Os 30 deputados do Paraná que assumem hoje suas cadeiras na 53 legislatura da Câmara dos Deputados, estão divididos entre os três candidatos à presidência, Arlindo Chinaglia (PT), Aldo Rebelo (PCdoB) e Gustavo Fruet (PSDB).
Conforme consulta feita pela FOLHA com as lideranças partidárias, entre os deputados paranaenses, o petista é o que deve somar mais votos, 12, seguido de perto pelo tucano, com 10 votos. Outros cinco devem optar pela reeleição de Rebelo e três declararam estar indecisos.
O deputado federal e presidente do PT no Paraná, André Vargas, assegurou que os quatro parlamentares paranaenses e os 84 do partido votarão unidos em Chinaglia. ''Aqui não tem divisão.

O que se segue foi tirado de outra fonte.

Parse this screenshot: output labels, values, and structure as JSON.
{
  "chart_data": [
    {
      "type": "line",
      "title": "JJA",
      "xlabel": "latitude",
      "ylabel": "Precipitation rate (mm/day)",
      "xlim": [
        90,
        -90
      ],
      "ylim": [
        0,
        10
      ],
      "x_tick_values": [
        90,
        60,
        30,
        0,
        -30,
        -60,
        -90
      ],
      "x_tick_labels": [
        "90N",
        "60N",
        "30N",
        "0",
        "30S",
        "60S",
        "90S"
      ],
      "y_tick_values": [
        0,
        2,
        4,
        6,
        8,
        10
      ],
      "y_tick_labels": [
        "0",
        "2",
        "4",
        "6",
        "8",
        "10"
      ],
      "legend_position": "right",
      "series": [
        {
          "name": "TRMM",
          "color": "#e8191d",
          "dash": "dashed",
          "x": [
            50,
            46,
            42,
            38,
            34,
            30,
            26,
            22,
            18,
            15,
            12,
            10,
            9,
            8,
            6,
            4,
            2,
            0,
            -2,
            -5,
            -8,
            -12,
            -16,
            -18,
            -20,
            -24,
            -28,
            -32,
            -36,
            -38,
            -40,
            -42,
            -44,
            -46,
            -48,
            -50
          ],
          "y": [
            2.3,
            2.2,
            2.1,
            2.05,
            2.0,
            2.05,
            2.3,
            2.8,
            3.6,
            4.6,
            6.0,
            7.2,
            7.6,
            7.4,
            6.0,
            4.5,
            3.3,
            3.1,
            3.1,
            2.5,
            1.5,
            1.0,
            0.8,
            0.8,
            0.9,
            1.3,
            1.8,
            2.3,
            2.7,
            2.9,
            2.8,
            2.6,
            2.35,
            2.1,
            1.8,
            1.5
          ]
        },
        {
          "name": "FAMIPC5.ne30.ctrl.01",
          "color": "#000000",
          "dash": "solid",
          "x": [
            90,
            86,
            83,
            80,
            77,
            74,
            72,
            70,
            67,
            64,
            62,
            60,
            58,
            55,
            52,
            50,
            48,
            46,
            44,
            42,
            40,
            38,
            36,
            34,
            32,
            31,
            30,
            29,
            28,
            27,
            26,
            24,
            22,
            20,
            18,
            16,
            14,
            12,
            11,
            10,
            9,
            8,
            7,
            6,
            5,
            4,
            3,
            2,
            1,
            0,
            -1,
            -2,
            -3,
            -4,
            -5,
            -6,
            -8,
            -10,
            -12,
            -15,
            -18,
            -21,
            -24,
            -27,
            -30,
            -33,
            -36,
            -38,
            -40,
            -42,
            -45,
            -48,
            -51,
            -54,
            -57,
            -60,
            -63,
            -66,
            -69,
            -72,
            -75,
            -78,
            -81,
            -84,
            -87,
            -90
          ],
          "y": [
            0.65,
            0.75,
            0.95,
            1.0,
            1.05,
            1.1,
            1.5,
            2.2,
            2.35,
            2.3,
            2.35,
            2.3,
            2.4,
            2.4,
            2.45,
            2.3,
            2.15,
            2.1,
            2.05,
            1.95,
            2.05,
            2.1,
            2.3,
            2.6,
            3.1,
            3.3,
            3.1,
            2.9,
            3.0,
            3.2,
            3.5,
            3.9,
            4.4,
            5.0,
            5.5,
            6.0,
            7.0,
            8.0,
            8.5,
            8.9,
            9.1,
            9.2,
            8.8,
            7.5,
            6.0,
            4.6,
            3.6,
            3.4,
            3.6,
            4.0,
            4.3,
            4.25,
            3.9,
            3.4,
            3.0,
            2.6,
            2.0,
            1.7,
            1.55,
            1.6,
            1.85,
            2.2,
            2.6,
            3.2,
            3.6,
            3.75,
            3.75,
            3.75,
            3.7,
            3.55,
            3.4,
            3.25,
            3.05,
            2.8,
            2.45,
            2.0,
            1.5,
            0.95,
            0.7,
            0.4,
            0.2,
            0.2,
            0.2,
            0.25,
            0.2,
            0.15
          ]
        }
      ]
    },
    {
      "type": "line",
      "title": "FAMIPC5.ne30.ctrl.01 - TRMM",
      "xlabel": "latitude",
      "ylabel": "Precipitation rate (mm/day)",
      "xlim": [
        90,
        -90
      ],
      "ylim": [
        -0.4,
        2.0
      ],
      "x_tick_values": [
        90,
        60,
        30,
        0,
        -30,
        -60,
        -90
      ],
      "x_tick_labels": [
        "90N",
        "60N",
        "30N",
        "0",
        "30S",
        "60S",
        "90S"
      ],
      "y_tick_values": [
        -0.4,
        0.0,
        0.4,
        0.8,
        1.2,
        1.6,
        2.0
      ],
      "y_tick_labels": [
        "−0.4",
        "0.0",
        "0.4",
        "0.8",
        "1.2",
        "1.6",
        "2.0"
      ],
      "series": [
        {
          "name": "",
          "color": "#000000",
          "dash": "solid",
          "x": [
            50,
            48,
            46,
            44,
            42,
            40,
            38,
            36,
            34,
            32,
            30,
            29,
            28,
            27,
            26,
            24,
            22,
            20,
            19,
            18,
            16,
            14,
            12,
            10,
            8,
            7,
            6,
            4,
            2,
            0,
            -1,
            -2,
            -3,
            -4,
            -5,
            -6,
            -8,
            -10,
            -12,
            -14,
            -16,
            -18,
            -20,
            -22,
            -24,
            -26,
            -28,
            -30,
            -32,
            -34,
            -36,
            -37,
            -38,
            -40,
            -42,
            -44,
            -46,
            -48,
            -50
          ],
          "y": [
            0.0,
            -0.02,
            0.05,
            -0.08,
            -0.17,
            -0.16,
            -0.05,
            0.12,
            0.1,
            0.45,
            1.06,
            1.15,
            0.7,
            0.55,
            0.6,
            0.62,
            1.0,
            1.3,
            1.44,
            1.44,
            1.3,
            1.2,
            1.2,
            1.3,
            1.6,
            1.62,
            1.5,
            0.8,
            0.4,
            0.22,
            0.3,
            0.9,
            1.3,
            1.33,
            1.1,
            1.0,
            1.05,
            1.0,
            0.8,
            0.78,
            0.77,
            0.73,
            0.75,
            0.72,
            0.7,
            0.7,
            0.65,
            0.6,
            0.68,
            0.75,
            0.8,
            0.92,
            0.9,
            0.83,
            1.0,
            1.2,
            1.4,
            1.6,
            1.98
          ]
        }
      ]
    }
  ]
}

É uma eleição normal da oposição contra o governo, que tem um candidato com uma hegemonia maior, que é o Chinaglia'', disse.
Apesar da torcida, Vargas acredita que a disputa será levada para o segundo turno. ''Tenho essa impressão, mas vai ser por pouco. Acho que o Chinaglia terá entre 250, 270 votos e eles (Fruet) entre 100 e 115 votos. No Paraná, são grandes as chances de empatar entre o Fruet e o Chinaglia.''
Entre os paranaenses que integram a bancada do PP - partido da base aliada do governo -, Chinaglia é unanimidade. ''É uma definição do partido retirada de uma votação dentro da bancada'', relatou Ricardo Barros. A decisão da bancada será seguida por Dilceu Sperafico e Nelson Meurer.
O PMDB, partido com o maior número de deputados na bancada paranaense (8), está dividido. Segundo o deputado Rodrigo Rocha Loures, após várias tentativas de reunir a bancada, os deputados paranaenses do PMDB deverão optar pelo petista ou pelo comunista. ''Não houve a reunião da bancada por falta de tempo e neste momento a bancada está dividida entre o apoio à orientação do partido, o Chinaglia, e simpatizantes da candidatura do Aldo. Como o PMDB é um partido de apoio à coalizão da base do governo e ambos candidatos não são de oposição, ficou combinado que a bancada do Paraná vai fazer a sua opção entre os que são representantes da coalizão'', relatou.
''Vou acompanhar a candidatura do Aldo e me encontro nessa situação, são duas candidaturas da situação e uma da oposição. O fato do Gustavo ser paranaense é um ponto comum entre nós mas também estamos em partidos políticos diferentes e não posso defender a fidelidade partidária ontem e ser contrário hoje. Entendo que a candidatura do Aldo é mais representativa, mais experiente e alerta que para preservar a coalizão é preciso de que todos partidos tenham igualdade e equilíbrio na composição da Mesa e das comissões que vão ser escolhidas'', complementou Loures. ''Neste momento, os votos estão quatro a quatro. Pelas conversas que tive nos últimos dias, também devem optar pelo Aldo o Hermes Parcianello, o (Max Rosenmann) e o (Hidekazu) Takayama. Votam no Arlindo o (Reinhold) Stephanes e o (Moacir) Micheleto. Não falei ainda com o (Odílio) Balbinoti'', contabilizou.
Osmar Serraglio (PMDB), que não foi nominado pelo companheiro, disse que irá votar no petista. ''Por decisão do partido. Também devem votar no Chinaglia o Balbinoti e o Micheletto'', disse. O assessor de Stephanes confirmou que o deputado votará em Chinaglia.
Loures ainda salientou que a ''orientação partidária'' vale só para o primeiro turno. ''Se houver um segundo turno entre o Gustavo e o Arlindo é um quadro totalmente novo.''
O único representante do PTB do Paraná na Câmara, Alex Canziani, deve acompanhar a decisão do partido. ''Vou votar em Arlindo Chinaglia'', declarou. A bancada petebista conta com 25 deputados.
O PDT, que tem 24 deputados, anunciou ontem o apoio a Rebelo. O único representante da sigla no Paraná, Barbosa Neto, disse que irá seguir a orientação do partido. ''Vou votar no Aldo.''
Os dois deputados do PL do Paraná, Chico da Princesa e Fernando Giacobo, declararam - através da assessoria - que ainda estão indecisos. O partido apóia Chinaglia.